作り手が自分の中にある、優しいと言えば聞こえはいいかもしれないが、要するに当たり障りのない部分だけをキャラクターに投影して、人間的なものを描いた気になってるような姿勢にそれこそ俺は反発を感じるし、申し訳ないがお話全体がどうでも良く見えてしまった。

設定レベルで作品のメインに据えられるのは「アンドロイド」である必要は一体どこにあったのか…
強いてこの作品で僕が心を動かされたのはアンドロイドでない、ロボットの描写でここのアニメーション、演出は素晴らしいと思った。
だから、最初からアンドロイドでなく、ロボットとの交流がメインの話、世界観だったらもうちょっと乗れたかな…と思います。
見た目が人間と全く同じアンドロイドが「モノ」として扱われてたり、倫理委員会なる組織から色々言われたりしてる部分が最初っから非人道的に見える(「アンドロイドが実用化されて間もない社会」って最初のテロップでは出てたような…)し、これを作品内で対立させる「良くない考え方」とするにはいくらなんでも弱いじゃないですか。
元より感情移入しやすく作られている(ブルーレイのジャケットにもなってるサミィさんとか必要以上にグラマーだしね!)ものに感情移入したら、それが非難されてるって何かなあ…。
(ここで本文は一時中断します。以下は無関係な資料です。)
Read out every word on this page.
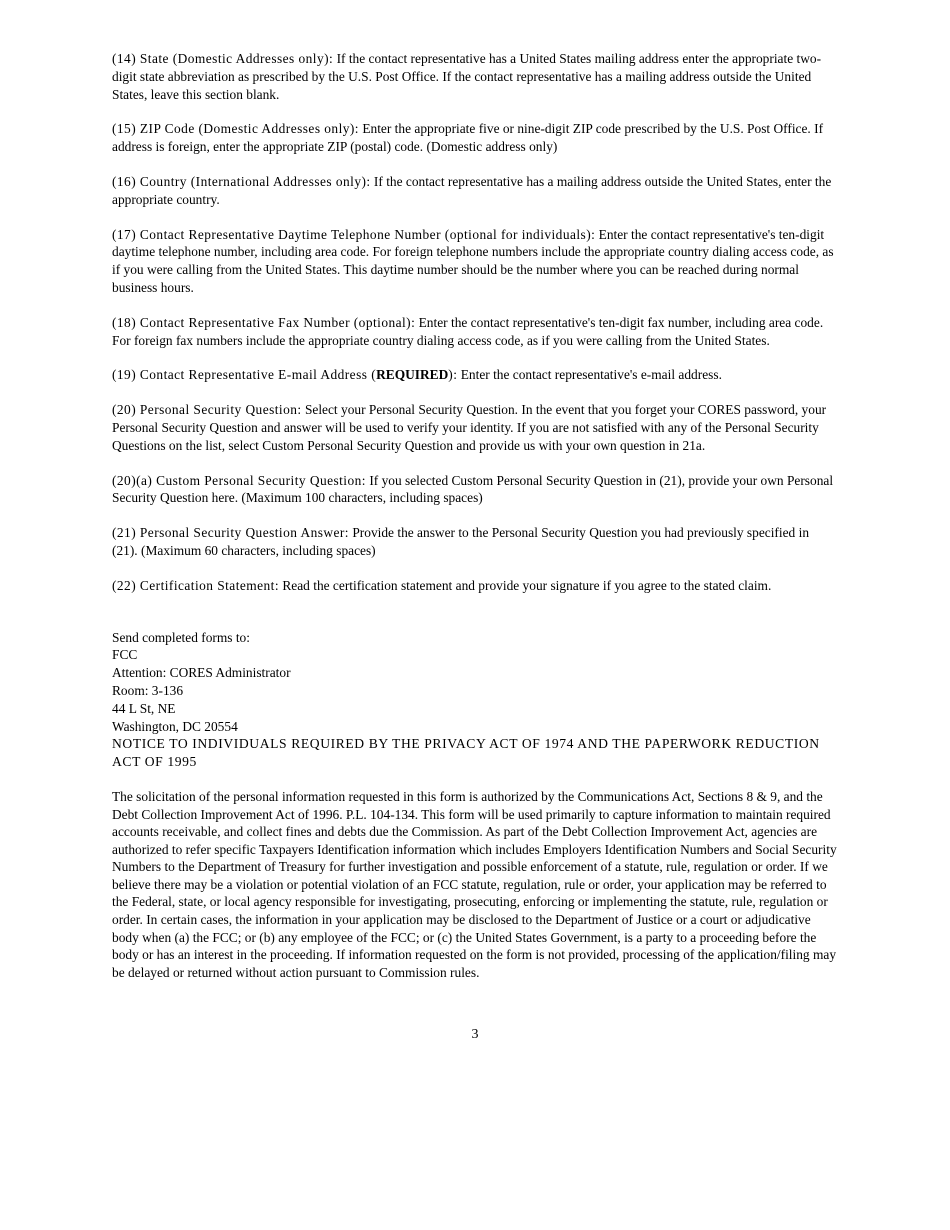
(14) State (Domestic Addresses only): If the contact representative has a United States mailing address enter the appropriate two-digit state abbreviation as prescribed by the U.S. Post Office. If the contact representative has a mailing address outside the United States, leave this section blank.

(15) ZIP Code (Domestic Addresses only): Enter the appropriate five or nine-digit ZIP code prescribed by the U.S. Post Office. If address is foreign, enter the appropriate ZIP (postal) code. (Domestic address only)

(16) Country (International Addresses only): If the contact representative has a mailing address outside the United States, enter the appropriate country.

(17) Contact Representative Daytime Telephone Number (optional for individuals): Enter the contact representative's ten-digit daytime telephone number, including area code. For foreign telephone numbers include the appropriate country dialing access code, as if you were calling from the United States. This daytime number should be the number where you can be reached during normal business hours.

(18) Contact Representative Fax Number (optional): Enter the contact representative's ten-digit fax number, including area code. For foreign fax numbers include the appropriate country dialing access code, as if you were calling from the United States.

(19) Contact Representative E-mail Address (REQUIRED): Enter the contact representative's e-mail address.

(20) Personal Security Question: Select your Personal Security Question. In the event that you forget your CORES password, your Personal Security Question and answer will be used to verify your identity. If you are not satisfied with any of the Personal Security Questions on the list, select Custom Personal Security Question and provide us with your own question in 21a.

(20)(a) Custom Personal Security Question: If you selected Custom Personal Security Question in (21), provide your own Personal Security Question here. (Maximum 100 characters, including spaces)

(21) Personal Security Question Answer: Provide the answer to the Personal Security Question you had previously specified in (21). (Maximum 60 characters, including spaces)

(22) Certification Statement: Read the certification statement and provide your signature if you agree to the stated claim.

Send completed forms to:

FCC

Attention: CORES Administrator

Room: 3-136

44 L St, NE

Washington, DC 20554

NOTICE TO INDIVIDUALS REQUIRED BY THE PRIVACY ACT OF 1974 AND THE PAPERWORK REDUCTION ACT OF 1995

The solicitation of the personal information requested in this form is authorized by the Communications Act, Sections 8 & 9, and the Debt Collection Improvement Act of 1996. P.L. 104-134. This form will be used primarily to capture information to maintain required accounts receivable, and collect fines and debts due the Commission. As part of the Debt Collection Improvement Act, agencies are authorized to refer specific Taxpayers Identification information which includes Employers Identification Numbers and Social Security Numbers to the Department of Treasury for further investigation and possible enforcement of a statute, rule, regulation or order. If we believe there may be a violation or potential violation of an FCC statute, regulation, rule or order, your application may be referred to the Federal, state, or local agency responsible for investigating, prosecuting, enforcing or implementing the statute, rule, regulation or order. In certain cases, the information in your application may be disclosed to the Department of Justice or a court or adjudicative body when (a) the FCC; or (b) any employee of the FCC; or (c) the United States Government, is a party to a proceeding before the body or has an interest in the proceeding. If information requested on the form is not provided, processing of the application/filing may be delayed or returned without action pursuant to Commission rules.

3
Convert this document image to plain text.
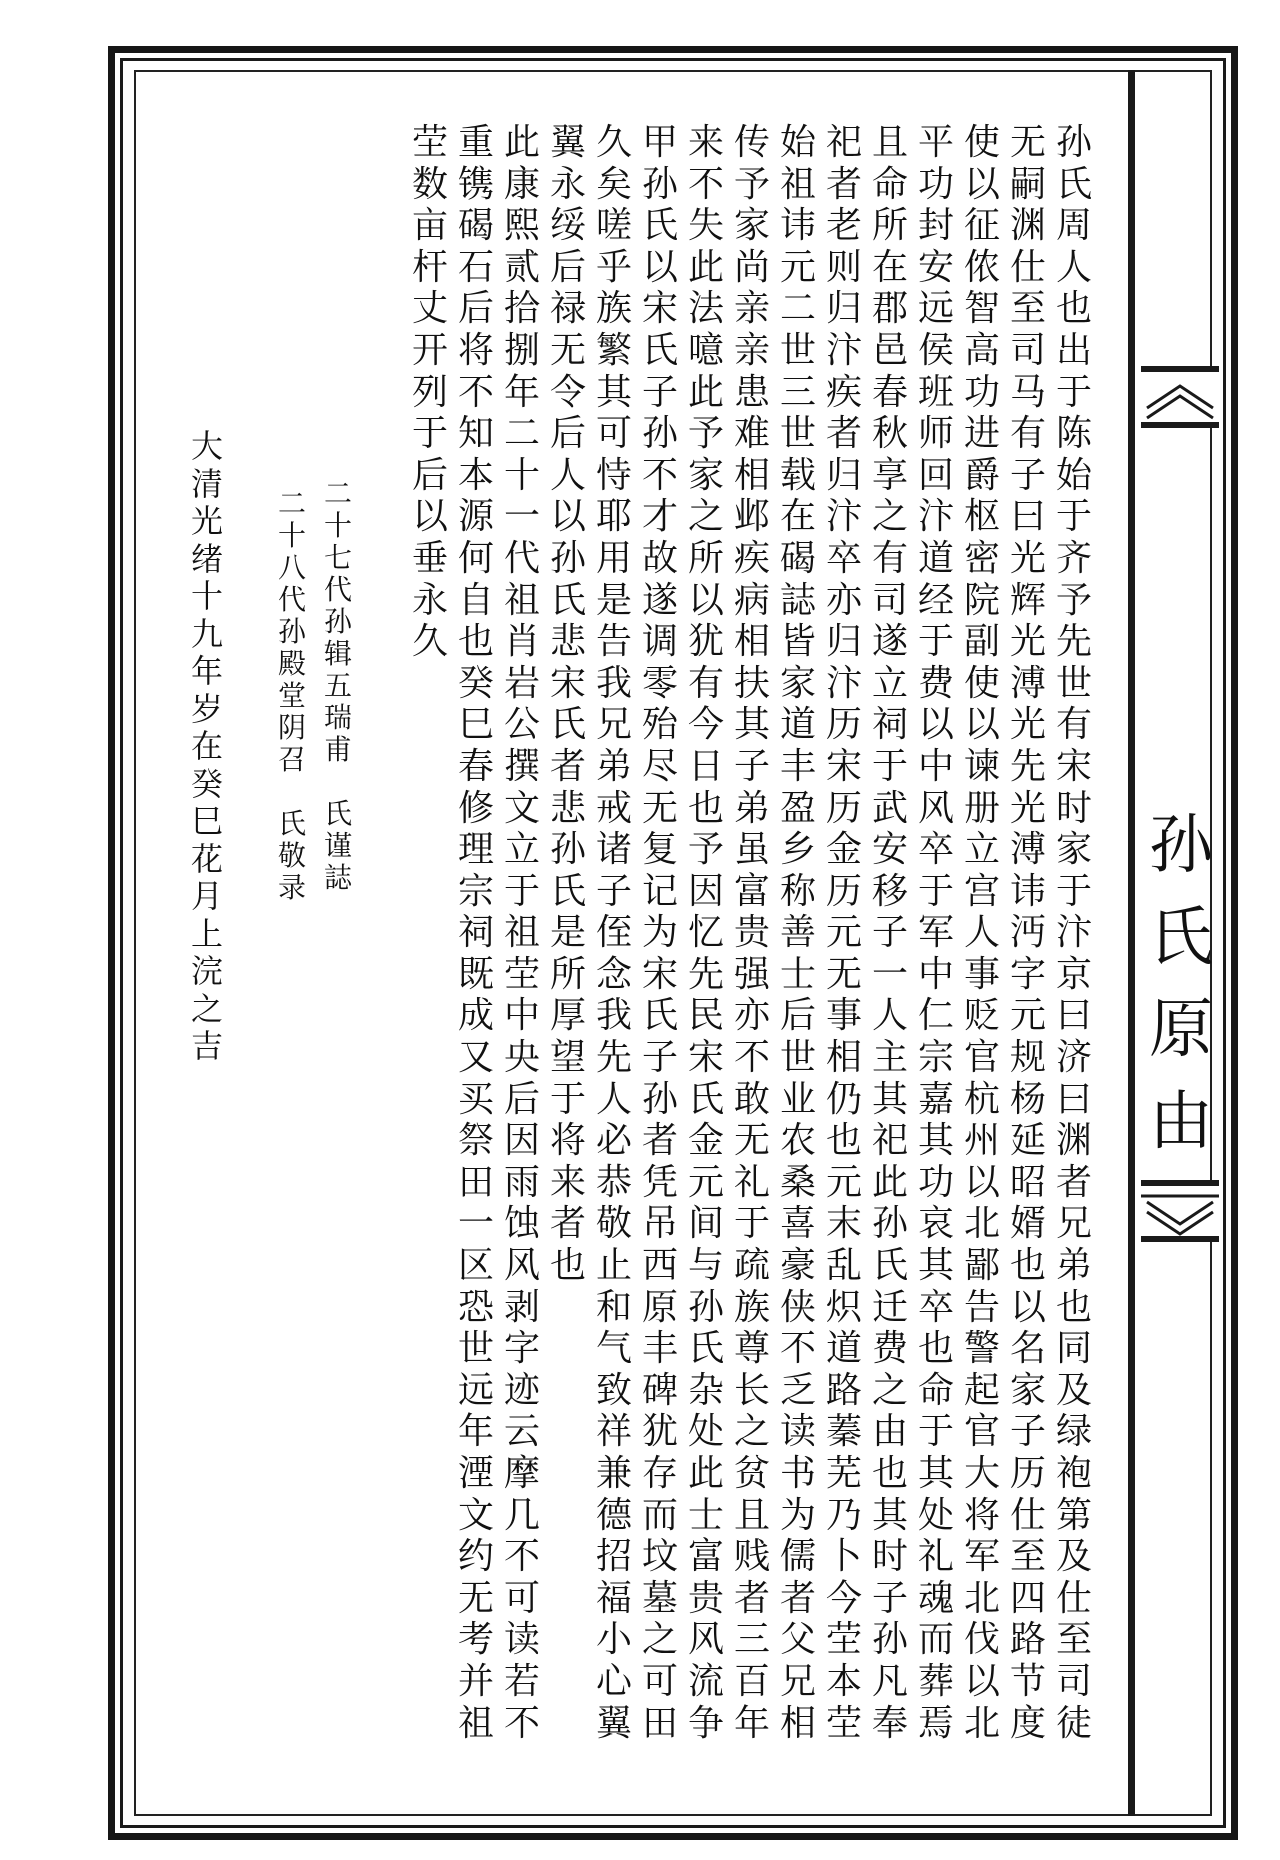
孙
氏
原
由
孙
氏
周
人
也
出
于
陈
始
于
齐
予
先
世
有
宋
时
家
于
汴
京
曰
济
曰
渊
者
兄
弟
也
同
及
绿
袍
第
及
仕
至
司
徒
无
嗣
渊
仕
至
司
马
有
子
曰
光
辉
光
溥
光
先
光
溥
讳
沔
字
元
规
杨
延
昭
婿
也
以
名
家
子
历
仕
至
四
路
节
度
使
以
征
侬
智
高
功
进
爵
枢
密
院
副
使
以
谏
册
立
宫
人
事
贬
官
杭
州
以
北
鄙
告
警
起
官
大
将
军
北
伐
以
北
平
功
封
安
远
侯
班
师
回
汴
道
经
于
费
以
中
风
卒
于
军
中
仁
宗
嘉
其
功
哀
其
卒
也
命
于
其
处
礼
魂
而
葬
焉
且
命
所
在
郡
邑
春
秋
享
之
有
司
遂
立
祠
于
武
安
移
子
一
人
主
其
祀
此
孙
氏
迁
费
之
由
也
其
时
子
孙
凡
奉
祀
者
老
则
归
汴
疾
者
归
汴
卒
亦
归
汴
历
宋
历
金
历
元
无
事
相
仍
也
元
末
乱
炽
道
路
蓁
芜
乃
卜
今
茔
本
茔
始
祖
讳
元
二
世
三
世
载
在
碣
誌
皆
家
道
丰
盈
乡
称
善
士
后
世
业
农
桑
喜
豪
侠
不
乏
读
书
为
儒
者
父
兄
相
传
予
家
尚
亲
亲
患
难
相
邺
疾
病
相
扶
其
子
弟
虽
富
贵
强
亦
不
敢
无
礼
于
疏
族
尊
长
之
贫
且
贱
者
三
百
年
来
不
失
此
法
噫
此
予
家
之
所
以
犹
有
今
日
也
予
因
忆
先
民
宋
氏
金
元
间
与
孙
氏
杂
处
此
士
富
贵
风
流
争
甲
孙
氏
以
宋
氏
子
孙
不
才
故
遂
调
零
殆
尽
无
复
记
为
宋
氏
子
孙
者
凭
吊
西
原
丰
碑
犹
存
而
坟
墓
之
可
田
久
矣
嗟
乎
族
繁
其
可
恃
耶
用
是
告
我
兄
弟
戒
诸
子
侄
念
我
先
人
必
恭
敬
止
和
气
致
祥
兼
德
招
福
小
心
翼
翼
永
绥
后
禄
无
令
后
人
以
孙
氏
悲
宋
氏
者
悲
孙
氏
是
所
厚
望
于
将
来
者
也
此
康
熙
贰
拾
捌
年
二
十
一
代
祖
肖
岩
公
撰
文
立
于
祖
茔
中
央
后
因
雨
蚀
风
剥
字
迹
云
摩
几
不
可
读
若
不
重
镌
碣
石
后
将
不
知
本
源
何
自
也
癸
巳
春
修
理
宗
祠
既
成
又
买
祭
田
一
区
恐
世
远
年
湮
文
约
无
考
并
祖
茔
数
亩
杆
丈
开
列
于
后
以
垂
永
久
二
十
七
代
孙
辑
五
瑞
甫
氏
谨
誌
二
十
八
代
孙
殿
堂
阴
召
氏
敬
录
大
清
光
绪
十
九
年
岁
在
癸
巳
花
月
上
浣
之
吉
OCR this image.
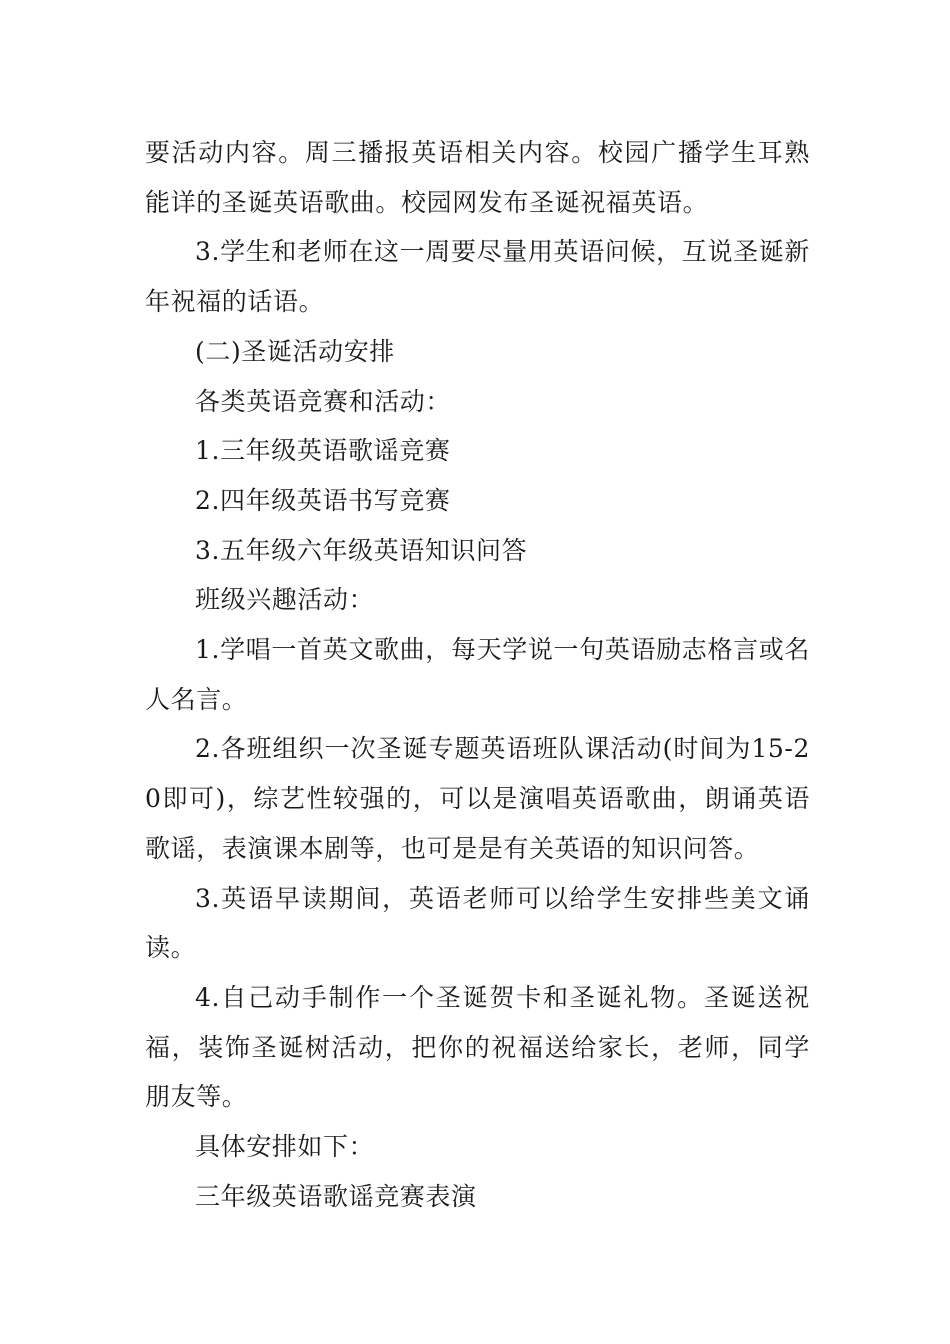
要活动内容。周三播报英语相关内容。校园广播学生耳熟能详的圣诞英语歌曲。校园网发布圣诞祝福英语。

3.学生和老师在这一周要尽量用英语问候，互说圣诞新年祝福的话语。

(二)圣诞活动安排

各类英语竞赛和活动：

1.三年级英语歌谣竞赛

2.四年级英语书写竞赛

3.五年级六年级英语知识问答

班级兴趣活动：

1.学唱一首英文歌曲，每天学说一句英语励志格言或名人名言。

2.各班组织一次圣诞专题英语班队课活动(时间为15-20即可)，综艺性较强的，可以是演唱英语歌曲，朗诵英语歌谣，表演课本剧等，也可是是有关英语的知识问答。

3.英语早读期间，英语老师可以给学生安排些美文诵读。

4.自己动手制作一个圣诞贺卡和圣诞礼物。圣诞送祝福，装饰圣诞树活动，把你的祝福送给家长，老师，同学朋友等。

具体安排如下：

三年级英语歌谣竞赛表演
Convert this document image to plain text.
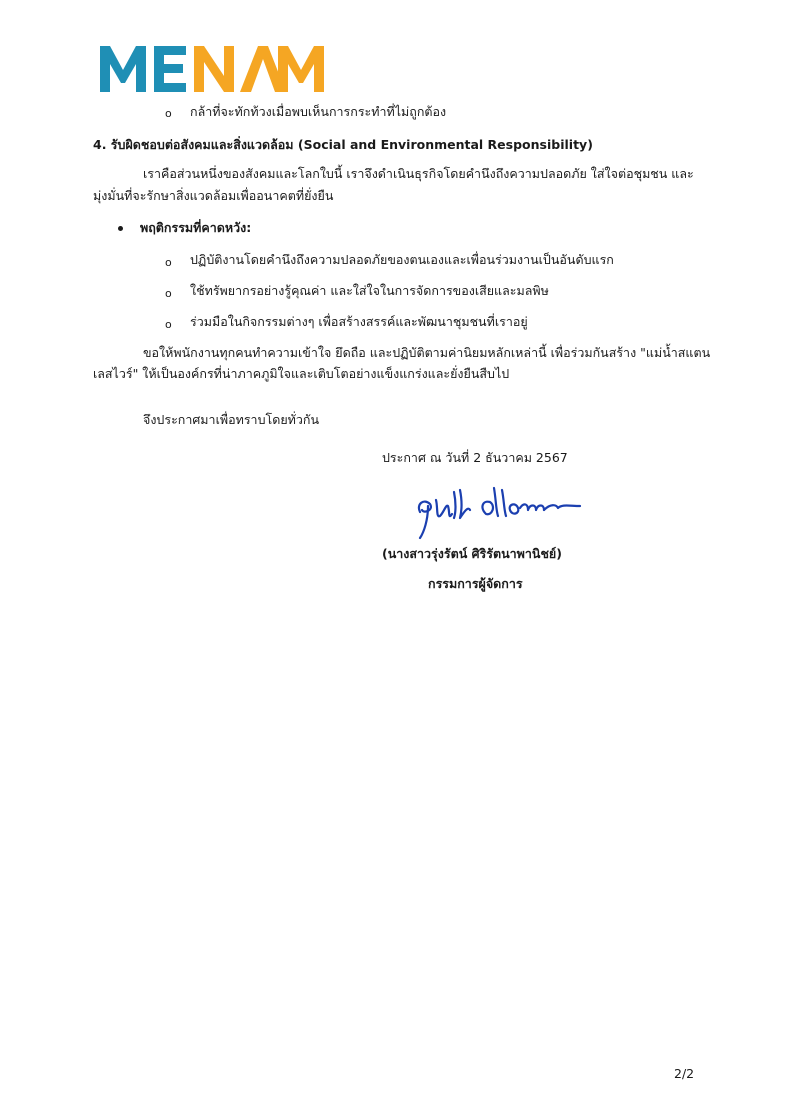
o กล้าที่จะทักท้วงเมื่อพบเห็นการกระทำที่ไม่ถูกต้อง
4. รับผิดชอบต่อสังคมและสิ่งแวดล้อม (Social and Environmental Responsibility)
เราคือส่วนหนึ่งของสังคมและโลกใบนี้ เราจึงดำเนินธุรกิจโดยคำนึงถึงความปลอดภัย ใส่ใจต่อชุมชน และ
มุ่งมั่นที่จะรักษาสิ่งแวดล้อมเพื่ออนาคตที่ยั่งยืน
พฤติกรรมที่คาดหวัง:
o ปฏิบัติงานโดยคำนึงถึงความปลอดภัยของตนเองและเพื่อนร่วมงานเป็นอันดับแรก
o ใช้ทรัพยากรอย่างรู้คุณค่า และใส่ใจในการจัดการของเสียและมลพิษ
o ร่วมมือในกิจกรรมต่างๆ เพื่อสร้างสรรค์และพัฒนาชุมชนที่เราอยู่
ขอให้พนักงานทุกคนทำความเข้าใจ ยึดถือ และปฏิบัติตามค่านิยมหลักเหล่านี้ เพื่อร่วมกันสร้าง "แม่น้ำสแตน
เลสไวร์" ให้เป็นองค์กรที่น่าภาคภูมิใจและเติบโตอย่างแข็งแกร่งและยั่งยืนสืบไป
จึงประกาศมาเพื่อทราบโดยทั่วกัน
ประกาศ ณ วันที่ 2 ธันวาคม 2567
(นางสาวรุ่งรัตน์ ศิริรัตนาพานิชย์)
กรรมการผู้จัดการ
2/2
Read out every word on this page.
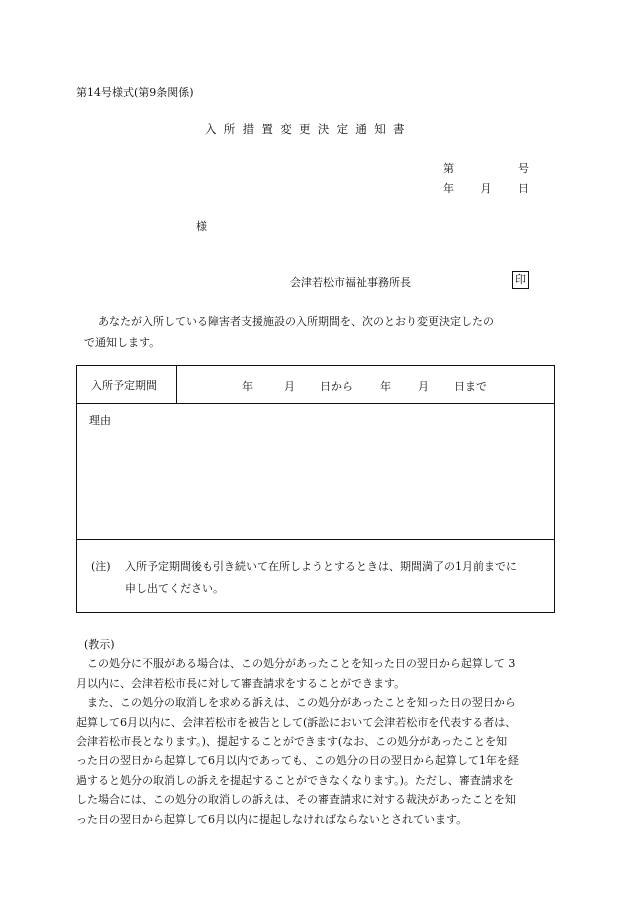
第14号様式(第9条関係)
入所措置変更決定通知書
第	号
年 月 日
様
会津若松市福祉事務所長	印
あなたが入所している障害者支援施設の入所期間を、次のとおり変更決定したの
で通知します。
入所予定期間	年	月	日から	年	月	日まで
理由
(注) 入所予定期間後も引き続いて在所しようとするときは、期間満了の1月前までに
申し出てください。

(教示)

この処分に不服がある場合は、この処分があったことを知った日の翌日から起算して 3

月以内に、会津若松市長に対して審査請求をすることができます。

また、この処分の取消しを求める訴えは、この処分があったことを知った日の翌日から

起算して6月以内に、会津若松市を被告として(訴訟において会津若松市を代表する者は、

会津若松市長となります。)、提起することができます(なお、この処分があったことを知

った日の翌日から起算して6月以内であっても、この処分の日の翌日から起算して1年を経

過すると処分の取消しの訴えを提起することができなくなります。)。ただし、審査請求を

した場合には、この処分の取消しの訴えは、その審査請求に対する裁決があったことを知

った日の翌日から起算して6月以内に提起しなければならないとされています。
僕の個人的な考えだけど、ああいうコーヒー入れたり雑事をしてくれるロボットの見た目を人間に似せる必要って一体どこにあるんでしょうか…?

まとめると、CGの使い方やテックスというロボットの描写等ハッとさせられる部分は多いものの話に結論ありきな感(ポジティブに言うなら安定感ともいえるかも)を強く感じてしまって全体としてはあまりノレない作品でした。